Sıkı kontaminasyon kontrol önlemlerine rağmen araştırmacılar, numunenin yüzeyinde filamentli mikroorganizmalar olarak yorumlanan çubuklar ve organik madde filamentleri buldular. Bu yapıların boyut ve morfolojilerindeki değişiklikler, bilinen karasal mikroplara benziyordu ve popülasyon istatistikleri, mikroorganizmaların numune hazırlama sırasında karasal kirlenmenin bir sonucu olarak ortaya çıktığını gösterdi.
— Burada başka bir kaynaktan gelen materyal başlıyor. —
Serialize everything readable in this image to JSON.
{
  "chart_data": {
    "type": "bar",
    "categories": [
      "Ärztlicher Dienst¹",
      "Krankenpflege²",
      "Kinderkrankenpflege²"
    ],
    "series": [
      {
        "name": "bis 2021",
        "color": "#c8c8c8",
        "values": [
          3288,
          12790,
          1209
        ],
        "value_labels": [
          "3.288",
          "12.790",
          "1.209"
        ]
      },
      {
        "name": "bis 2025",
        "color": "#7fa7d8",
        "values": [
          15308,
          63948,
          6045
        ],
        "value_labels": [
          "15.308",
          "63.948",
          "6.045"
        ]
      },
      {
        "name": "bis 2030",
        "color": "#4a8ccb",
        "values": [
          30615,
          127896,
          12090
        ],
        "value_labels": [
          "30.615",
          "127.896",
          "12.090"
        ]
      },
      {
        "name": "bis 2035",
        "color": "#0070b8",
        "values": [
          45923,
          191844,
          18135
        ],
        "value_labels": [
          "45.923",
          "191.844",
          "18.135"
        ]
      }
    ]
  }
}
Çalışmanın sonuçları, karasal biyotanın, sıkı kirlilik kontrolleri altında bile hızla dünya dışı materyalleri kolonileştirdiğini gösterdi. Araştırmacılar, “Gözlemlerimiz, bu filamentlerin bolluğunun zamanla değiştiğini gösterdi; bu da prokaryotik popülasyonun 5,2 günlük bir nesil süresi boyunca yükseliş ve düşüşünü gösteriyor” dedi.

Bu bulgular, mikrobiyal kolonizasyonu önlemek ve dünya dışı numunelerin bütünlüğünü sağlamak için gelecekteki numune iade görevlerinde geliştirilmiş kontaminasyon kontrol prosedürlerine duyulan ihtiyacı vurgulamaktadır. Araştırmacılar, “Dünya dışı materyal toplamak için kullanılan her şey mikrobiyal yaşamın istila ettiği bir gezegenden geliyor, bu da kirlenmeden numune toplama görevini son derece zorlaştırıyor” diye ekliyor.

NASA, Dünya mikroplarının Mars’a ulaşmasını engellemeye çalışırken de bu sorunla karşılaşıyor. Temiz odalarda sondaların ve iniş araçlarının inşasına rağmen, yalnızca dezenfeksiyon yöntemlerinden kaçmakla kalmayıp aynı zamanda temizlik ürünlerinin gıda kaynağı olarak kullanımına da uyum sağlayan mikrop türleri keşfedildi.